The UN General Assembly in 1972 established World Development Information Day to draw the attention of the world to development problems and the need to strengthen international cooperation to solve them.
The Assembly decided that the date for the Day should coincide with United Nations Day, 24 October, which was also the date of the adoption, in 1970, of the International Development Strategy for the Second United Nations Development Decade.
The Assembly deemed that improving the dissemination of information and the mobilization of public opinion, particularly among young people, would lead to greater awareness of the problems of development, thus, promoting efforts in the sphere of international cooperation for development.
Information and Communications Technologies — New Solutions to Development Challenges
The information and communications technologies have the potential to provide new solutions to development challenges, particularly in the context of globalization, and can foster economic growth, competitiveness, access to information and knowledge, poverty eradication, and social inclusion that will help to expedite the integration of all countries, especially developing countries, in particular the least developed countries, into the global economy.

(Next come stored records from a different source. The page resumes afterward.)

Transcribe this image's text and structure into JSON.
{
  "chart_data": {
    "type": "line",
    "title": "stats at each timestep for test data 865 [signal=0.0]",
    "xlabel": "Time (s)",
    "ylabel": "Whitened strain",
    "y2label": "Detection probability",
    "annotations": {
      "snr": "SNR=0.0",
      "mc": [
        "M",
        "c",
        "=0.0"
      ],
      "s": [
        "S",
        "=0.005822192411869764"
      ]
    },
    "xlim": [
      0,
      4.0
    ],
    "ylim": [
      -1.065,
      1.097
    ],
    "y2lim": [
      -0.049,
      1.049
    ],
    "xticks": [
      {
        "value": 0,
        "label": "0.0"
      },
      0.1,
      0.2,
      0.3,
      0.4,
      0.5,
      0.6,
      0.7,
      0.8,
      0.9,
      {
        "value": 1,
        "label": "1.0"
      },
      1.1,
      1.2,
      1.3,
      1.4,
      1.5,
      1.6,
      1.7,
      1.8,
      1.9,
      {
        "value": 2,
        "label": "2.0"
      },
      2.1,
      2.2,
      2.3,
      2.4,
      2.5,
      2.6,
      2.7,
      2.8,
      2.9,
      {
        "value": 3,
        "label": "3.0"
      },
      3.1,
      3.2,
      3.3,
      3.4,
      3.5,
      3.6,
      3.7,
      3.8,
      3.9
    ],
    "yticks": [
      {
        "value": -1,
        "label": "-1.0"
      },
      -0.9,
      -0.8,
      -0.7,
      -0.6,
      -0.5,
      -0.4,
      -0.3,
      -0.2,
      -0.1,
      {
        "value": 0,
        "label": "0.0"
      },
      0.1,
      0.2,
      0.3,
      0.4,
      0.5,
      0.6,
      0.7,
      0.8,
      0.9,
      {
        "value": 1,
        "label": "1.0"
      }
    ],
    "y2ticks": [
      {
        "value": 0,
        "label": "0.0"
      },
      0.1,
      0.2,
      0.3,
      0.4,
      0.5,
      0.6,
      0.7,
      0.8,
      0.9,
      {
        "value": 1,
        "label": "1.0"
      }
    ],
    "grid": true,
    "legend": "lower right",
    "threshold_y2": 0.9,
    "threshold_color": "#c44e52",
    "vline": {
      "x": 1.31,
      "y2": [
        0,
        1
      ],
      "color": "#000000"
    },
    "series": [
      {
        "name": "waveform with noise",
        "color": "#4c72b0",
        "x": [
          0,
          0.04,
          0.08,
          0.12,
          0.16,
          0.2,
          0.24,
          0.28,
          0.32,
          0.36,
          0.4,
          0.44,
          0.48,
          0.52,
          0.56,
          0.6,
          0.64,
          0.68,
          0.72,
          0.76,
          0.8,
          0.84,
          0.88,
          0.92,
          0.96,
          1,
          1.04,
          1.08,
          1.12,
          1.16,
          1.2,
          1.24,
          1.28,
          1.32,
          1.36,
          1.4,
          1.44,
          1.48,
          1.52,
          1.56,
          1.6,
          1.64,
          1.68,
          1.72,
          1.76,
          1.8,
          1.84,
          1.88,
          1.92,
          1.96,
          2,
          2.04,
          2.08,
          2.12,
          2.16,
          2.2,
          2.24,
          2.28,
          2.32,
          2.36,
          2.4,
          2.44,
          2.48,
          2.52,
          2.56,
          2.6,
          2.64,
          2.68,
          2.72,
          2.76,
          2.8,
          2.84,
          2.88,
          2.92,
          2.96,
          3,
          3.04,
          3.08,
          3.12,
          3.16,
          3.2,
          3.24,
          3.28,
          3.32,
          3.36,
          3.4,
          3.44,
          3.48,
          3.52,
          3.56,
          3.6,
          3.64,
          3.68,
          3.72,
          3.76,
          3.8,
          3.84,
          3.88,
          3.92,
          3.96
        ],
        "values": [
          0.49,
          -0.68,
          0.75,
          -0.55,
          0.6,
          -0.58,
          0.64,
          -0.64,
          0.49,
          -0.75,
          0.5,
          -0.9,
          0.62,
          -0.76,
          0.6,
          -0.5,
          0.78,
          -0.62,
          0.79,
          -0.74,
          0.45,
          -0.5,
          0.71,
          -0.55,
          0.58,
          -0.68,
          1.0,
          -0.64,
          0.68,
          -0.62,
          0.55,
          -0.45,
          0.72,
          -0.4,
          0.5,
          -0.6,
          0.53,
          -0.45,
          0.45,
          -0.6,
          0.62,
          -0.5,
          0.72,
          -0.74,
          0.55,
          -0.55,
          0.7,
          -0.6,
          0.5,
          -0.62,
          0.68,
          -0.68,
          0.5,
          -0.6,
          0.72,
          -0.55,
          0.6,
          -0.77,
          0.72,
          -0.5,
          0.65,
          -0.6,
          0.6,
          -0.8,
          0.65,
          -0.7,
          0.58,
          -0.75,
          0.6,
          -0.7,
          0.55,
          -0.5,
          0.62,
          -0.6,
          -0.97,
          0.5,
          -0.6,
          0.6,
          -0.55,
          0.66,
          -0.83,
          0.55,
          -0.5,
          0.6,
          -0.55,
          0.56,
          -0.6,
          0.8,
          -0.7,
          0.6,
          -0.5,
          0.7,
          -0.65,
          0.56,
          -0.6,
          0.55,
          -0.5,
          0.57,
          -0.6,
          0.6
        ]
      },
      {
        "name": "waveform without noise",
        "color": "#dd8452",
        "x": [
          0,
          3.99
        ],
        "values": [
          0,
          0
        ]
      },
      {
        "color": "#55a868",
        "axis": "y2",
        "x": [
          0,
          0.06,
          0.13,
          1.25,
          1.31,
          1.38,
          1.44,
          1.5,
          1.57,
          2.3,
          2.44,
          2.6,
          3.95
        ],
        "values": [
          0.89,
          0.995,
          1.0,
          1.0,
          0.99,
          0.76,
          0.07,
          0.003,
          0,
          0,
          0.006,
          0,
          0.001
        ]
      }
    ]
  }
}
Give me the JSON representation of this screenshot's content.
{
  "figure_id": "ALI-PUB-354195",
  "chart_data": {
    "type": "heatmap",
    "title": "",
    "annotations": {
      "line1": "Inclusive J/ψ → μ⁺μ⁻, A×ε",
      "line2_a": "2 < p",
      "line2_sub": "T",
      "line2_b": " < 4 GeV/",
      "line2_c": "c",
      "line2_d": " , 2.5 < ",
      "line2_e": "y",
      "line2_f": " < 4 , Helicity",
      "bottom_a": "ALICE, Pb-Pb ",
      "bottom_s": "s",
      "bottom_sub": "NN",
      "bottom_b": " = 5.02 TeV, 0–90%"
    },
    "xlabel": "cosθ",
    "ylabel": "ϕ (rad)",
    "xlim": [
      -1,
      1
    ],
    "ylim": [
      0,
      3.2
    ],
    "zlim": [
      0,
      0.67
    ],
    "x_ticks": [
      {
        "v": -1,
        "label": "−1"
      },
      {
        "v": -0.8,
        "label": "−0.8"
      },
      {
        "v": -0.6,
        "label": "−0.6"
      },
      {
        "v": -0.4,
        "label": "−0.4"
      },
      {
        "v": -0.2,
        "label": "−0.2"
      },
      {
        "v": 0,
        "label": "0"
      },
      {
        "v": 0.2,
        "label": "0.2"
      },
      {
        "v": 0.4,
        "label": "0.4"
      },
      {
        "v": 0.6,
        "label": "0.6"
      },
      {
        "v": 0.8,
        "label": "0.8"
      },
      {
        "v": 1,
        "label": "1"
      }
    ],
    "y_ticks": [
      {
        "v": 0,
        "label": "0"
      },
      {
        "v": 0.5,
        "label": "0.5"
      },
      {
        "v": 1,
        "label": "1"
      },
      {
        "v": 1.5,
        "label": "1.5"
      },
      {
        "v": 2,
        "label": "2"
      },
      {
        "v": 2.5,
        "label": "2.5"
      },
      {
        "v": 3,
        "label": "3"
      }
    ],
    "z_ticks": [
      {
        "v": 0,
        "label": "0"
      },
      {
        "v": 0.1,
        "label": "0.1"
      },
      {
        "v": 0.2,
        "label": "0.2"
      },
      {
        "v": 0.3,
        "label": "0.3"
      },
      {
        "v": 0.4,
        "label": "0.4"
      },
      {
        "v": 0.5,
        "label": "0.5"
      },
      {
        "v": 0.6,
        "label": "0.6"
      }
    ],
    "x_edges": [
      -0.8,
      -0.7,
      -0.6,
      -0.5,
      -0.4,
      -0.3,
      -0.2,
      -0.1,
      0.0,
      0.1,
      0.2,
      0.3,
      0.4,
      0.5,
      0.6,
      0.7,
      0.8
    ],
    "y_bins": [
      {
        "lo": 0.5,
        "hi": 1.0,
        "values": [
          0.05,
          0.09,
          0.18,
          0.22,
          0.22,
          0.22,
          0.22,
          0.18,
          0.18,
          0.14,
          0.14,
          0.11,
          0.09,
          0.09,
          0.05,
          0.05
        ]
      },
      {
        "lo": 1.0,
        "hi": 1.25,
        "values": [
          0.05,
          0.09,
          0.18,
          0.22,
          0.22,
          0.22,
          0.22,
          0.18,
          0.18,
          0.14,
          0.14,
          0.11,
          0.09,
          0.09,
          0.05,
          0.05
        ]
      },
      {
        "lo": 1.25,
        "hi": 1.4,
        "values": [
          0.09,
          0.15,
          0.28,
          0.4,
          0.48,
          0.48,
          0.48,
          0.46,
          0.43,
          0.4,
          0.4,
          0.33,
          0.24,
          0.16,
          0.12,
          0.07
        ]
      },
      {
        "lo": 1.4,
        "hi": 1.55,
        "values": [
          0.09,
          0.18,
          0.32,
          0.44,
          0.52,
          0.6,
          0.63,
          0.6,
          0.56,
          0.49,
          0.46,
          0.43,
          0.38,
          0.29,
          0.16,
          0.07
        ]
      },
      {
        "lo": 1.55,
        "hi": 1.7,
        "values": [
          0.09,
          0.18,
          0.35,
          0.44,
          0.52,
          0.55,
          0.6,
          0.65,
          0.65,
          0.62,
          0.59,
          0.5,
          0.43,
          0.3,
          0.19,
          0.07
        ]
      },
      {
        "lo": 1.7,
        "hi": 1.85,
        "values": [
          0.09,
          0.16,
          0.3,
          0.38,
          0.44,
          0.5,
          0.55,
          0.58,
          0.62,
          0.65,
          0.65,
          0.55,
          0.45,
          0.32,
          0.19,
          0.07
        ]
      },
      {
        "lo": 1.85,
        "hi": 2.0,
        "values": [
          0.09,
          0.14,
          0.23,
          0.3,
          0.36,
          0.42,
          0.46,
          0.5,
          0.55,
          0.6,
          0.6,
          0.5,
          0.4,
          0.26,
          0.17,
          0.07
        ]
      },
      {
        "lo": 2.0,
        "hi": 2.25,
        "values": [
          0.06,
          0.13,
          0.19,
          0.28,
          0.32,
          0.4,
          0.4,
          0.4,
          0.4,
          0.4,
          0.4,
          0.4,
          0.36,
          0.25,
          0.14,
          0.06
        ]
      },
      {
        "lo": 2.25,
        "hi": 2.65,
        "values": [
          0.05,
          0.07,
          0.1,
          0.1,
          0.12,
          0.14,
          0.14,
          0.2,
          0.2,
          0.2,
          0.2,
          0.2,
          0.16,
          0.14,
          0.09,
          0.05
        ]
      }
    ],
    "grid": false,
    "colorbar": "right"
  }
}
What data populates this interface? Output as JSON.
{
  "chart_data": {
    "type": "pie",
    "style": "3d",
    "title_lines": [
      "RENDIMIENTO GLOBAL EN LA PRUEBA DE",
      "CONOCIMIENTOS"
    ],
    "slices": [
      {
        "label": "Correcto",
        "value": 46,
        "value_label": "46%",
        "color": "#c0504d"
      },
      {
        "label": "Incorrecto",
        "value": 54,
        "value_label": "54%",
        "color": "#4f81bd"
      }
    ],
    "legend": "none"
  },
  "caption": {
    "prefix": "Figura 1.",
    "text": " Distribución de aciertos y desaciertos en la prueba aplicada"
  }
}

Furthermore, it is a well-established fact that information and communications technologies present new opportunities and challenges and that there is a pressing need to address the major impediments that developing countries face in accessing the new technologies, such as insufficient resources, infrastructure, education, capacity, investment and connectivity, and issues related to technology ownership, standards and flows, and in this regard calls upon all stakeholders to provide adequate resources, enhanced capacity-building and technology transfer, on mutually agreed terms, to developing countries.
The Digital Divide
However, there are concerns regarding the digital divide in access to information and communications technology tools and broadband connectivity between countries at different levels of development, which affects many economically and socially relevant applications in areas such as government, business, health and education, and further expresses concern with regard to the special challenges faced in the area of broadband connectivity by developing countries, including the least developed countries, small island developing States and landlocked developing countries.